Amazon hat seine Bezahloptionen angepasst und setzt künftig auf das neue System Wero.
Im Kundenservicebereich und im deutschen Amazon-Shop heißt es inzwischen „Bezahlen mit Ideal/Wero“. Damit bereitet der Online-Riese eine schrittweise Umstellung vor.
Für Kundinnen und Kunden ändert sich vorerst wenig: Sie können weiterhin wie gewohnt über ihre Banking-App bezahlen, eine neue Anmeldung oder Aktivierung ist nicht erforderlich.
Ideal wird nach und nach in Wero integriert, während der Übergangsphase tauchen beide Namen nebeneinander auf.
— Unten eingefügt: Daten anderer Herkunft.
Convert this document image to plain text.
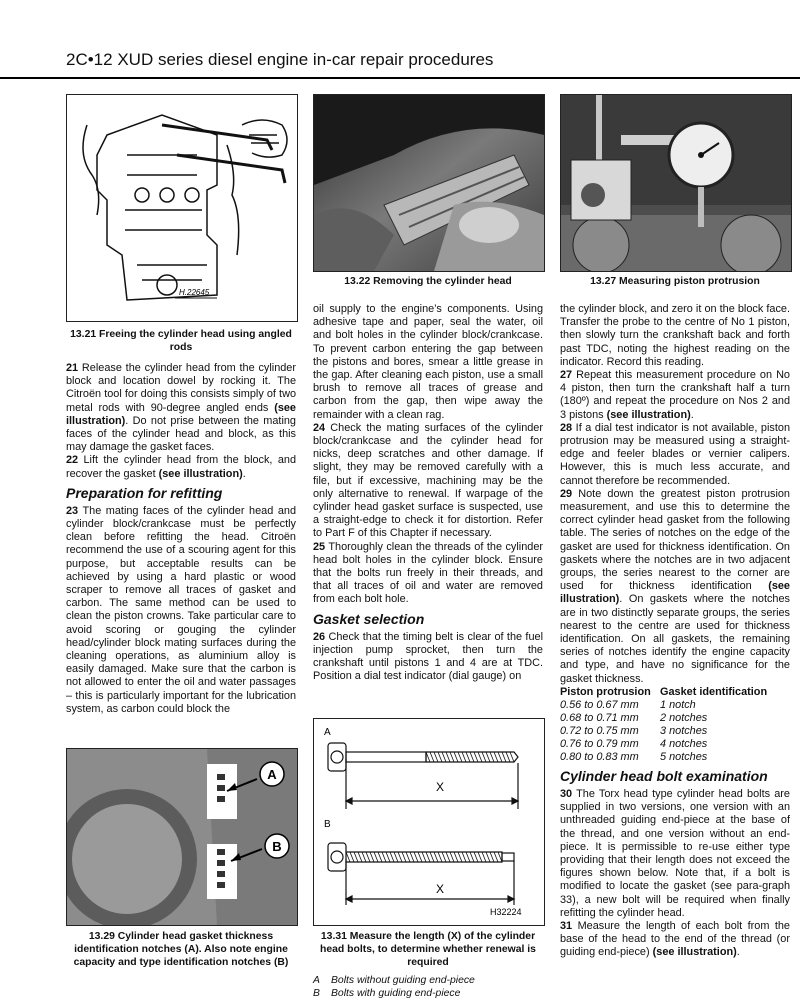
2C•12 XUD series diesel engine in-car repair procedures
H.22645
13.21 Freeing the cylinder head using angled rods
13.22 Removing the cylinder head	13.27 Measuring piston protrusion

21 Release the cylinder head from the cylinder block and location dowel by rocking it. The Citroën tool for doing this consists simply of two metal rods with 90-degree angled ends (see illustration). Do not prise between the mating faces of the cylinder head and block, as this may damage the gasket faces.

22 Lift the cylinder head from the block, and recover the gasket (see illustration).

Preparation for refitting

23 The mating faces of the cylinder head and cylinder block/crankcase must be perfectly clean before refitting the head. Citroën recommend the use of a scouring agent for this purpose, but acceptable results can be achieved by using a hard plastic or wood scraper to remove all traces of gasket and carbon. The same method can be used to clean the piston crowns. Take particular care to avoid scoring or gouging the cylinder head/cylinder block mating surfaces during the cleaning operations, as aluminium alloy is easily damaged. Make sure that the carbon is not allowed to enter the oil and water passages – this is particularly important for the lubrication system, as carbon could block the

A
B
13.29 Cylinder head gasket thickness identification notches (A). Also note engine capacity and type identification notches (B)

oil supply to the engine’s components. Using adhesive tape and paper, seal the water, oil and bolt holes in the cylinder block/crankcase. To prevent carbon entering the gap between the pistons and bores, smear a little grease in the gap. After cleaning each piston, use a small brush to remove all traces of grease and carbon from the gap, then wipe away the remainder with a clean rag.

24 Check the mating surfaces of the cylinder block/crankcase and the cylinder head for nicks, deep scratches and other damage. If slight, they may be removed carefully with a file, but if excessive, machining may be the only alternative to renewal. If warpage of the cylinder head gasket surface is suspected, use a straight-edge to check it for distortion. Refer to Part F of this Chapter if necessary.

25 Thoroughly clean the threads of the cylinder head bolt holes in the cylinder block. Ensure that the bolts run freely in their threads, and that all traces of oil and water are removed from each bolt hole.

Gasket selection

26 Check that the timing belt is clear of the fuel injection pump sprocket, then turn the crankshaft until pistons 1 and 4 are at TDC. Position a dial test indicator (dial gauge) on

A
B
X
X
H32224
13.31 Measure the length (X) of the cylinder head bolts, to determine whether renewal is required
A Bolts without guiding end-piece
B Bolts with guiding end-piece

the cylinder block, and zero it on the block face. Transfer the probe to the centre of No 1 piston, then slowly turn the crankshaft back and forth past TDC, noting the highest reading on the indicator. Record this reading.

27 Repeat this measurement procedure on No 4 piston, then turn the crankshaft half a turn (180º) and repeat the procedure on Nos 2 and 3 pistons (see illustration).

28 If a dial test indicator is not available, piston protrusion may be measured using a straight-edge and feeler blades or vernier calipers. However, this is much less accurate, and cannot therefore be recommended.

29 Note down the greatest piston protrusion measurement, and use this to determine the correct cylinder head gasket from the following table. The series of notches on the edge of the gasket are used for thickness identification. On gaskets where the notches are in two adjacent groups, the series nearest to the corner are used for thickness identification (see illustration). On gaskets where the notches are in two distinctly separate groups, the series nearest to the centre are used for thickness identification. On all gaskets, the remaining series of notches identify the engine capacity and type, and have no significance for the gasket thickness.

Piston protrusion Gasket identification
0.56 to 0.67 mm	1 notch
0.68 to 0.71 mm	2 notches
0.72 to 0.75 mm	3 notches
0.76 to 0.79 mm	4 notches
0.80 to 0.83 mm	5 notches
Cylinder head bolt examination

30 The Torx head type cylinder head bolts are supplied in two versions, one version with an unthreaded guiding end-piece at the base of the thread, and one version without an end-piece. It is permissible to re-use either type providing that their length does not exceed the figures shown below. Note that, if a bolt is modified to locate the gasket (see para-graph 33), a new bolt will be required when finally refitting the cylinder head.

31 Measure the length of each bolt from the base of the head to the end of the thread (or guiding end-piece) (see illustration).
Bis Ende 2027 soll die Umstellung abgeschlossen sein.
Wie t-online berichtet, steckt hinter der Einführung von Wero ein großes europäisches Projekt. Ziel ist es, einen gemeinsamen Standard für digitale Zahlungen zu schaffen und das grenzüberschreitende Bezahlen zu erleichtern.
Händler sollen so Kundinnen und Kunden in mehreren Ländern über eine einheitliche Zahlungsart erreichen.
Wero versteht sich als europäische Antwort auf US-Dienste wie PayPal, Apple Pay oder Visa. Das Bezahlsystem wird von europäischen Banken und Finanzinstituten getragen und soll für mehr Unabhängigkeit von außereuropäischen Anbietern sorgen. Doch es lauern auch Gefahren, wie der Blog "Netzpolitik" berichtet – siehe Posting.
Neben Amazon nutzen bereits Unternehmen wie Lidl und Decathlon Wero als Zahlungsoption. Auch Check24 testet derzeit eine Anbindung, ein Starttermin steht aber noch nicht fest. Die Integration bei Amazon bringt dem neuen Bezahldienst zusätzliche Sichtbarkeit.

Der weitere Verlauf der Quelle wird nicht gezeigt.